Você já orou por alguma coisa e pouco tempo depois viveu uma coincidência tão absurda e impressionante respondendo aquilo que você buscava, de forma que você não poderia aceitar ter sido tudo fruto do acaso? Você já sentiu que às vezes Deus propositalmente faz com que fatos se coincidam? Alguma vez o sincronismo perfeito entre dois ou mais fatos já te tocaram de tal forma que te deixaram com receio de dizer que foi coincidência, com medo de estar deixando de reconhecer a mão de Deus? É certo que existem coincidências que são meros frutos do acaso,  não mudam nada na sua vida. Por outro lado, há momentos em que buscamos a Deus e, como consequência, vemos diferentes fatos e ações entrarem em harmonia de maneira tão perfeita, notadamente respondendo aquilo que buscávamos, que não há como negarmos que alguma força maior fez com que tudo coincidisse. Quando isso ocorre, eu digo que houve uma “coincidência sagrada”, ou seja, uma sincronia entre fatos guiados por Deus para responder nossas orações, é Deus quem está falando conosco – é sobre isso que falará nosso 7º artigo da série “Deus fala comigo”.

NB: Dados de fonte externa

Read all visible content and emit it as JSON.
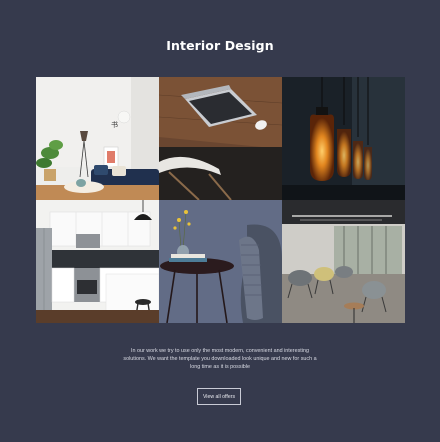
{
  "section": {
    "title": "Interior Design",
    "description": "In our work we try to use only the most modern, convenient and interesting solutions. We want the template you downloaded look unique and new for such a long time as it is possible",
    "button_label": "View all offers"
  },
  "colors": {
    "background": "#363a4d",
    "button_border": "#c9cbd6"
  },
  "gallery": [
    {
      "name": "living-room-photo",
      "subject": "bright living room with plant, floor lamp and sofa"
    },
    {
      "name": "laptop-desk-photo",
      "subject": "laptop and mouse on wooden desk with white chair"
    },
    {
      "name": "pendant-lamps-photo",
      "subject": "amber glass pendant light bulbs"
    },
    {
      "name": "kitchen-photo",
      "subject": "white kitchen with island and stool"
    },
    {
      "name": "side-table-photo",
      "subject": "round side table with flowers and books beside armchair"
    },
    {
      "name": "office-lounge-photo",
      "subject": "modern office lounge with grey chairs"
    }
  ]
}
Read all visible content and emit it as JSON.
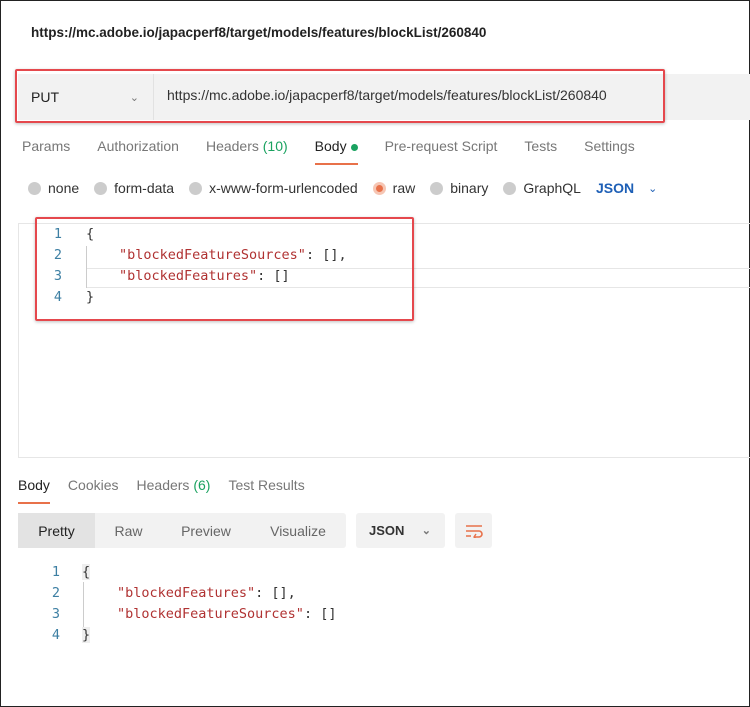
{
  "title": "https://mc.adobe.io/japacperf8/target/models/features/blockList/260840",
  "request": {
    "method": "PUT",
    "url": "https://mc.adobe.io/japacperf8/target/models/features/blockList/260840"
  },
  "tabs": [
    {
      "label": "Params"
    },
    {
      "label": "Authorization"
    },
    {
      "label": "Headers",
      "count": "(10)"
    },
    {
      "label": "Body"
    },
    {
      "label": "Pre-request Script"
    },
    {
      "label": "Tests"
    },
    {
      "label": "Settings"
    }
  ],
  "body_types": [
    {
      "label": "none"
    },
    {
      "label": "form-data"
    },
    {
      "label": "x-www-form-urlencoded"
    },
    {
      "label": "raw",
      "selected": true
    },
    {
      "label": "binary"
    },
    {
      "label": "GraphQL"
    }
  ],
  "body_format": "JSON",
  "request_body": {
    "lines": [
      "1",
      "2",
      "3",
      "4"
    ],
    "open": "{",
    "k1": "\"blockedFeatureSources\"",
    "v1": ": [],",
    "k2": "\"blockedFeatures\"",
    "v2": ": []",
    "close": "}"
  },
  "response_tabs": [
    {
      "label": "Body"
    },
    {
      "label": "Cookies"
    },
    {
      "label": "Headers",
      "count": "(6)"
    },
    {
      "label": "Test Results"
    }
  ],
  "view_modes": [
    "Pretty",
    "Raw",
    "Preview",
    "Visualize"
  ],
  "response_format": "JSON",
  "response_body": {
    "lines": [
      "1",
      "2",
      "3",
      "4"
    ],
    "open": "{",
    "k1": "\"blockedFeatures\"",
    "v1": ": [],",
    "k2": "\"blockedFeatureSources\"",
    "v2": ": []",
    "close": "}"
  },
  "colors": {
    "accent": "#e8714a",
    "highlight_box": "#e5484d",
    "string": "#b03232",
    "link": "#1d5fb6",
    "green": "#1aa260"
  }
}
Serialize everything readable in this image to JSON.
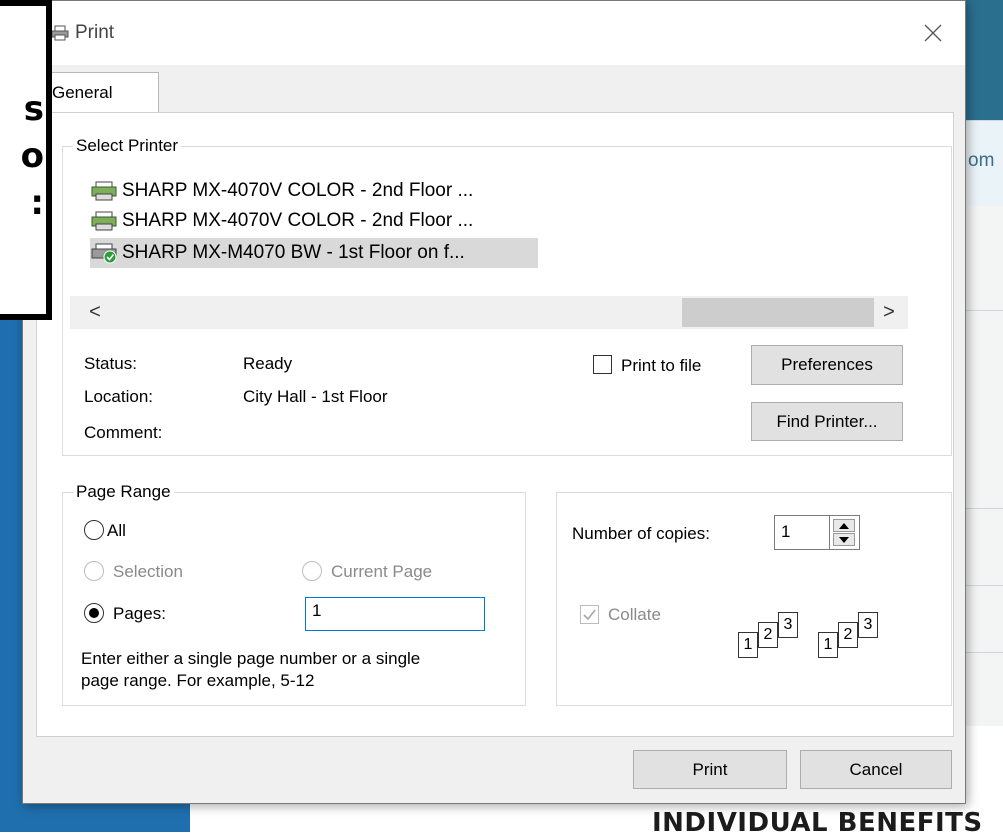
{
  "background": {
    "partial_tab_text": "om",
    "heading_fragment": "INDIVIDUAL BENEFITS"
  },
  "callout": {
    "lines": [
      "s",
      "o",
      ":"
    ]
  },
  "dialog": {
    "title": "Print",
    "tab": "General",
    "select_printer": {
      "label": "Select Printer",
      "printers": [
        {
          "name": "SHARP MX-4070V COLOR - 2nd Floor ...",
          "icon": "printer-icon",
          "selected": false
        },
        {
          "name": "SHARP MX-4070V COLOR - 2nd Floor ...",
          "icon": "printer-icon",
          "selected": false
        },
        {
          "name": "SHARP MX-M4070 BW - 1st Floor on f...",
          "icon": "default-printer-icon",
          "selected": true
        }
      ],
      "scroll_left": "<",
      "scroll_right": ">",
      "status_label": "Status:",
      "status_value": "Ready",
      "location_label": "Location:",
      "location_value": "City Hall - 1st Floor",
      "comment_label": "Comment:",
      "comment_value": "",
      "print_to_file_label": "Print to file",
      "print_to_file_checked": false,
      "preferences_button": "Preferences",
      "find_printer_button": "Find Printer..."
    },
    "page_range": {
      "label": "Page Range",
      "all_label": "All",
      "selection_label": "Selection",
      "current_page_label": "Current Page",
      "pages_label": "Pages:",
      "pages_value": "1",
      "selected": "Pages",
      "help_text_line1": "Enter either a single page number or a single",
      "help_text_line2": "page range.  For example, 5-12"
    },
    "copies": {
      "label": "Number of copies:",
      "value": "1",
      "collate_label": "Collate",
      "collate_checked": true,
      "collate_pages": [
        "1",
        "2",
        "3",
        "1",
        "2",
        "3"
      ]
    },
    "print_button": "Print",
    "cancel_button": "Cancel"
  },
  "colors": {
    "accent": "#0078d7",
    "selection": "#d9d9d9",
    "background_blue": "#1f6fae"
  }
}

Você já se deu conta da grande coincidência que aconteceu na terceira tentativa de Néfi para obter as placas com Labão? Observe:

“E era noite; e eu fiz com que se escondessem fora das muralhas. E depois de se haverem eles escondido, eu, Néfi, penetrei sorrateiramente na cidade e dirigi-me à casa de Labão. E fui conduzido pelo Espírito, não sabendo de antemão o que deveria fazer. Não obstante, segui em frente e, chegando perto da casa de Labão, vi um homem que havia caído no chão, diante de mim, porque estava bêbado de vinho. E aproximando-me dele, vi que era Labão”. 1 Néfi 4:5-8

Certamente vemos uma sincronia perfeita entre dois fatos, de um lado, Labão ficando bêbado e saindo pela rua sozinho e desprotegido de seus guardas, por outro lado, Néfi à procura de Labão, porém, sem a mínima ideia do que faria caso encontrasse com ele e seus guardas que, momentos antes, haviam tentado matá-lo. A correspondência entre os dois fatos permitiu a Néfi obter as placas e cumprir com a promessa que o anjo lhe havia feito. Através de uma coincidência sagrada Deus estava se comunicando e respondendo as orações de Leí e seus filhos.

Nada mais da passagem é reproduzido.